Washington University in Saint Louis School of Medicine, USA

Title: 3D-tissue engineered bone marrow as predictive tool for personalized therapy in multiple myeloma


Abdel Kareem Azab completed his pharmacy studies, MSc in medicinal chemistry, and PhD in drug-delivery systems and biomedical-implants at The Hebrew University of Jerusalem. He joined Dana-Farber Cancer Institute/ Harvard Medical School for his post doctoral training focusing on the biological role of tumor microenvironment in progression, metastasis, and drug resistance in hematologic malignancies. He leads his laboratory for Multi-Disciplinary, Translational Research to Beat Cancer at Washington University of Saint Louis. He published more than 55 publications and 6 patents; he is on the editorial board of several scientific journals, and collaborates with leading academic laboratories and pharmaceutical industry.

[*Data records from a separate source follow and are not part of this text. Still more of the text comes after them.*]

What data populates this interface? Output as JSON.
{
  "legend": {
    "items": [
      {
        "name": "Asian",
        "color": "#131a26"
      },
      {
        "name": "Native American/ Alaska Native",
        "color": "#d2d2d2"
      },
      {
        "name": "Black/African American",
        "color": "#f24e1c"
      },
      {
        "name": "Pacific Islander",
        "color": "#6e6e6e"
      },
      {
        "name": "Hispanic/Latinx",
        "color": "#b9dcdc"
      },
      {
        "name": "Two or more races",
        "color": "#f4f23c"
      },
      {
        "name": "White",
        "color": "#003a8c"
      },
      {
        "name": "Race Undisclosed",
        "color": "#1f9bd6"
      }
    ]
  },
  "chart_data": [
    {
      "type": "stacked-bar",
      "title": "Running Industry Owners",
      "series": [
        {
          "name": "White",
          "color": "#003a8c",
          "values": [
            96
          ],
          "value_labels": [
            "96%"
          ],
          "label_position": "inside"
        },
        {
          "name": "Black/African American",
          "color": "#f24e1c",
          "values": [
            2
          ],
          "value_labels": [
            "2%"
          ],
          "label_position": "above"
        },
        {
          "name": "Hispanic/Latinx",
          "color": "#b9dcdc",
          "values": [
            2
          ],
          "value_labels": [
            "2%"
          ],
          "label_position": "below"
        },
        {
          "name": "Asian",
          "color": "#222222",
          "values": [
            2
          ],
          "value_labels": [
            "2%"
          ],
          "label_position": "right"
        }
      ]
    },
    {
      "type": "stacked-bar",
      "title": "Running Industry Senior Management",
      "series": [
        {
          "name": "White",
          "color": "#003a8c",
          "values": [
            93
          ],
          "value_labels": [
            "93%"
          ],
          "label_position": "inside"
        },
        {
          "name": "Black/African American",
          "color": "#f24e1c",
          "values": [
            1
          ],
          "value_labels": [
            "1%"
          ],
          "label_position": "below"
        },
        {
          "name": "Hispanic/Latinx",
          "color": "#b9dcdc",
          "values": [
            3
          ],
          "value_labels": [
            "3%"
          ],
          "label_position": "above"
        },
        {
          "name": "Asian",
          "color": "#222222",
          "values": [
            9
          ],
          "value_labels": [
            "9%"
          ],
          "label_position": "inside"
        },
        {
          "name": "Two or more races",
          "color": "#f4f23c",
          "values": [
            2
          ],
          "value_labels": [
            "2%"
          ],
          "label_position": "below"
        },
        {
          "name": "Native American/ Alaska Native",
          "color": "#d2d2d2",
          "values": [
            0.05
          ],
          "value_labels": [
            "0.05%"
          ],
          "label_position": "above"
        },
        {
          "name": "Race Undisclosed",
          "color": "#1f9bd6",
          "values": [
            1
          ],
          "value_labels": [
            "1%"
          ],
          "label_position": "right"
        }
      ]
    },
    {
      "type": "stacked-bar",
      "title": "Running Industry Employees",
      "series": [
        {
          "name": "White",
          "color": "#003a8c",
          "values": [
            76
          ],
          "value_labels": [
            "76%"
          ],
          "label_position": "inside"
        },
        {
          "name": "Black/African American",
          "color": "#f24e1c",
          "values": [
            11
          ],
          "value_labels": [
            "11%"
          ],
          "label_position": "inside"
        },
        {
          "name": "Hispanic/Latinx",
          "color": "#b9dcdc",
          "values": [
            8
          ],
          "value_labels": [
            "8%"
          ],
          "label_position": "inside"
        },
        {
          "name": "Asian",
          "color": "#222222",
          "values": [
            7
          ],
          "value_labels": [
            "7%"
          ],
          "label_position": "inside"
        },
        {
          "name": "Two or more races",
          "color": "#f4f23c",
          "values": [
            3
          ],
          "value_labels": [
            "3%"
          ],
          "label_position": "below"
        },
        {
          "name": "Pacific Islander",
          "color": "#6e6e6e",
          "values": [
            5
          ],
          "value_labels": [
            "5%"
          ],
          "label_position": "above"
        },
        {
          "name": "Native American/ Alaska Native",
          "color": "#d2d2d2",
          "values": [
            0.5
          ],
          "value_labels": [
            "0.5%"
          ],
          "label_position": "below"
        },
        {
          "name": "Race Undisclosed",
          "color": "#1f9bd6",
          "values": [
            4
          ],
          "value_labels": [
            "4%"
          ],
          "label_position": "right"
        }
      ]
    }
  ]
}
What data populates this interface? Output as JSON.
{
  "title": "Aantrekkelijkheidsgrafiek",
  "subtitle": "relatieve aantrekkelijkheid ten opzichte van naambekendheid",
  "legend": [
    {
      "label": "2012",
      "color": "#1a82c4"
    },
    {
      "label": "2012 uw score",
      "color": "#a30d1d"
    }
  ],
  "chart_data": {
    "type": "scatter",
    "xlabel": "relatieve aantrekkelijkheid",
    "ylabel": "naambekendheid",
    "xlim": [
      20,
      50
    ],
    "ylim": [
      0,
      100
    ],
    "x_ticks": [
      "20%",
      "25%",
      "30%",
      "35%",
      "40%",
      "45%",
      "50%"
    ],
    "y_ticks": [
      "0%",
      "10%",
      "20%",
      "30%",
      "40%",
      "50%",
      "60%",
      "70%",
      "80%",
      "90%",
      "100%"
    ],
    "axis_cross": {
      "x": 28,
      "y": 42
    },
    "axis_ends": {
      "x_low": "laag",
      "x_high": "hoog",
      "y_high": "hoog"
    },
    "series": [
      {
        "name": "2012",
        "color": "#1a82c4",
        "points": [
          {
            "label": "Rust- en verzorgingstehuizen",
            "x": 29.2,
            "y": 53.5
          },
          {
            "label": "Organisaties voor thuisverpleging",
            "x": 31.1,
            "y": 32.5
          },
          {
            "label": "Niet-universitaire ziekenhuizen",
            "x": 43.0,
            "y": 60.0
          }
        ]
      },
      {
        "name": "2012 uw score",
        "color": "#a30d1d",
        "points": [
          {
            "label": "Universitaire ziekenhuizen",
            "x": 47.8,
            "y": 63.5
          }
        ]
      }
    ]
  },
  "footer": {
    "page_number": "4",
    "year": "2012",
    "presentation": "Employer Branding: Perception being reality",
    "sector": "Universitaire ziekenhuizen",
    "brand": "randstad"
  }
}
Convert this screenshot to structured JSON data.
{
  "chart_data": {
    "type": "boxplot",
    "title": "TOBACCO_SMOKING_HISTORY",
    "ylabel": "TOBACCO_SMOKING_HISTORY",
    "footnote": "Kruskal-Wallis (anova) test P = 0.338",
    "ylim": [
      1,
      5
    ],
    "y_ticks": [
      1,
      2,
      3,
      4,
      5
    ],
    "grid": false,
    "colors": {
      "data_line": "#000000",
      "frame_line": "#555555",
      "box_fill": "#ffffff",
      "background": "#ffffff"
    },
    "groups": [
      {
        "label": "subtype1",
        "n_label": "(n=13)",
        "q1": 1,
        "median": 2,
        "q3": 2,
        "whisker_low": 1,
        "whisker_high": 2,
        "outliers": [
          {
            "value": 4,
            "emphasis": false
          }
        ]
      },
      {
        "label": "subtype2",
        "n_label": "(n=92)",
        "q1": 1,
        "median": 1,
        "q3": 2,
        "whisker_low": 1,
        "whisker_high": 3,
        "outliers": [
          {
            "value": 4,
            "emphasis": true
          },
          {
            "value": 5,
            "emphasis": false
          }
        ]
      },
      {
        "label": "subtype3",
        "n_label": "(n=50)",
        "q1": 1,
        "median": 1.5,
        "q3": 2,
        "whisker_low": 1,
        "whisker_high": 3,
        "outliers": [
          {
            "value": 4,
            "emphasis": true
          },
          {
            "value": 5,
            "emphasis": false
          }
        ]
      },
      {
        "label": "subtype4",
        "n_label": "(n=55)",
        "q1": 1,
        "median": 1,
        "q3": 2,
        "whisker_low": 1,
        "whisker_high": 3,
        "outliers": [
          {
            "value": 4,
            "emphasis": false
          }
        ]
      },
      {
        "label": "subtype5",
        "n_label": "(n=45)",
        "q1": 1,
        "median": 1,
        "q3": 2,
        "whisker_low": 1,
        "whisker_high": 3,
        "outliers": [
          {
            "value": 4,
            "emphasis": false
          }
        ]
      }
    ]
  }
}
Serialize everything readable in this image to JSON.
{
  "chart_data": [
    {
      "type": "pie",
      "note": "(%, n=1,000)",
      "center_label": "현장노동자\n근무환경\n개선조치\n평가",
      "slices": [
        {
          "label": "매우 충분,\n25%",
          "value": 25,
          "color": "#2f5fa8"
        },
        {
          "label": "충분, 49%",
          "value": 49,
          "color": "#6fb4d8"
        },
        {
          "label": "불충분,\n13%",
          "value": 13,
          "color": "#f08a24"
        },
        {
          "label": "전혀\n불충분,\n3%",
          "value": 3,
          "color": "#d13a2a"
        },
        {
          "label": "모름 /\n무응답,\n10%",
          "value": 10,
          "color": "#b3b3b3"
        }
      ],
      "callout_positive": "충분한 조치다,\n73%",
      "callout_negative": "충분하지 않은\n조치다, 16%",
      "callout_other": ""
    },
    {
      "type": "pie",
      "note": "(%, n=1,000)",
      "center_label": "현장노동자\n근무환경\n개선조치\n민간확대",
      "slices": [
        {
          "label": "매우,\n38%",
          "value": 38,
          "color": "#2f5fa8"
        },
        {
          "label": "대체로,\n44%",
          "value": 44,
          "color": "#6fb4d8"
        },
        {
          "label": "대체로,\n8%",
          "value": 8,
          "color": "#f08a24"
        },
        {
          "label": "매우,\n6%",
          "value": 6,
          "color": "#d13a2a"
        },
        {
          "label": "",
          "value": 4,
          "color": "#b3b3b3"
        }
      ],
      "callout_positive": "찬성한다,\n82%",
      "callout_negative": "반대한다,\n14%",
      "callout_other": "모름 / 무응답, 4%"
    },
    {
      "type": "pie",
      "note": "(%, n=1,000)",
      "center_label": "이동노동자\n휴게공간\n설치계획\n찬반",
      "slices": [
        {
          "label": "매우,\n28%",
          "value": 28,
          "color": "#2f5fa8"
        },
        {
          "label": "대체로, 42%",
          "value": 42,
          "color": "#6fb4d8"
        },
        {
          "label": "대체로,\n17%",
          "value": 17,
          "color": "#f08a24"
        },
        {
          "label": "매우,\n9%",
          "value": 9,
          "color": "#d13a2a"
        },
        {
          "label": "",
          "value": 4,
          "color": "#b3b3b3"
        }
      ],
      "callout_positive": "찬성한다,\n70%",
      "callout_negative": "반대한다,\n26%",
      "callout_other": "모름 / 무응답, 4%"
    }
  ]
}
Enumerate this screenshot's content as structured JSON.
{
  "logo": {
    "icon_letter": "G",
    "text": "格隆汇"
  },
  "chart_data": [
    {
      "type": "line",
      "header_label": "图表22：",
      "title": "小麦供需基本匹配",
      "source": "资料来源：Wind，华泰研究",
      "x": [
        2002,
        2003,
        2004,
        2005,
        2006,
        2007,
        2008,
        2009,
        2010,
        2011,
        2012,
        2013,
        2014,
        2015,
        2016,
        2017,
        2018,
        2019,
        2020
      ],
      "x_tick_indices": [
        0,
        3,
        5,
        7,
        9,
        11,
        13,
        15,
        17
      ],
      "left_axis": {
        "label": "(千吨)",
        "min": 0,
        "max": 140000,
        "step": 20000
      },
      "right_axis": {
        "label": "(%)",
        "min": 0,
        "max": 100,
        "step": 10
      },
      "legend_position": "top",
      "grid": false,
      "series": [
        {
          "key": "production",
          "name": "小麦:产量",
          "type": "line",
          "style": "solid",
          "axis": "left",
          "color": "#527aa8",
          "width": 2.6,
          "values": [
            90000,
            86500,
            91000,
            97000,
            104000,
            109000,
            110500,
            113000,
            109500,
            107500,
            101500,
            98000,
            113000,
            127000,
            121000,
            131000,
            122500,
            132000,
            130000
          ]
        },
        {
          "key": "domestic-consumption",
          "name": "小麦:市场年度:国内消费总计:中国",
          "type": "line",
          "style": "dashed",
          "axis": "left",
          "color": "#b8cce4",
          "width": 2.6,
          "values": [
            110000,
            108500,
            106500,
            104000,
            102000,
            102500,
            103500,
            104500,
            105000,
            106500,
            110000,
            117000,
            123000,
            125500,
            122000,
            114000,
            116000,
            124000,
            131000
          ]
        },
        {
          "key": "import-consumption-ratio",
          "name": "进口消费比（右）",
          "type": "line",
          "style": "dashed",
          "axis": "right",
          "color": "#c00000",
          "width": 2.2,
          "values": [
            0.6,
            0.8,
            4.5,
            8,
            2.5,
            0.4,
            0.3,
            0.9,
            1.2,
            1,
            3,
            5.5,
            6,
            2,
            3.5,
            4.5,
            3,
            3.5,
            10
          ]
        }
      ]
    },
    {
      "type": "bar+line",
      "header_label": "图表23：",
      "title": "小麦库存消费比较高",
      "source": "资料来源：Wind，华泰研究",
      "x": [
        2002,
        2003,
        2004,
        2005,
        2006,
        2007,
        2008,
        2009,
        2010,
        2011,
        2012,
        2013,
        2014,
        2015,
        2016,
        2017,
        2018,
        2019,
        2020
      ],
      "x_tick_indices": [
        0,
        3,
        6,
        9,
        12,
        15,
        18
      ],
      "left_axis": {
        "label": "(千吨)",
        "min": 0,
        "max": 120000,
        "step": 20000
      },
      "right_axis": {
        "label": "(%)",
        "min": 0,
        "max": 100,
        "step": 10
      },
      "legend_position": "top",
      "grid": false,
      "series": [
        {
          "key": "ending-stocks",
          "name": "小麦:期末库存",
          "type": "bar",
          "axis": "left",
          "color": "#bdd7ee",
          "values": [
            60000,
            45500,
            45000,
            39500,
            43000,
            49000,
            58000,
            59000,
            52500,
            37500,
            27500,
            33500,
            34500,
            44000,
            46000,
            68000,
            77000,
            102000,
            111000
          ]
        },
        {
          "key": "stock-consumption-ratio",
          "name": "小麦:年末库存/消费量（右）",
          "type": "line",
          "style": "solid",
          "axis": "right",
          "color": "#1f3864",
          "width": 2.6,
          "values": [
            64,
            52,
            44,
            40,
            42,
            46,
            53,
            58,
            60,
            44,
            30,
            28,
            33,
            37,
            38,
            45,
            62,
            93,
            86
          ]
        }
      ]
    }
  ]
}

Multiple myeloma (MM) is the second most common hematological malignancy and represents approximately 20% of deaths from hematological malignancies. Despite the success of numerous contemporary therapies to eradicate MM in vitro and in animal models, more than 90% of MM patients develop resistance to therapy and relapse. The discrepancy between drug efficacy in laboratory settings and the dissatisfactory clinical outcomes can be attributed to limitations of the classic drug development models, including the neglect of the interaction of tumor cells with other components of the bone marrow (BM) microenvironment; lack of tri-dimensional (3D) aspects of the BM niche (hypoxia and drug-gradient); and relying on a limited number of cell lines and do not reflect the enormous heterogeneity between individual patients. In our study, we produced a 3D-tissue engineered in vitro model of BM (3DTEBM) in MM, including MM cells, stromal cells, endothelial cells and extracellular matrix. All cells used for one 3DTEBM are isolated from a BM aspirate from individual MM patient. The 3D scaffold to accommodate the cells was produced by biological cross-linking of the BM supernatant of the same individual MM patient. We found that, in the 3DTEBM, MM cells proliferated more and showed significantly more drug resistance compared to classic tissue cultures. This 3DTEBM is currently investigated to predict the drug-response in MM patients, in which, we develop 3DTEBM for individual patients to test their response to therapy in vitro and correlate our findings with clinical response; to develop personalized therapeutic strategies for each individual MM patients.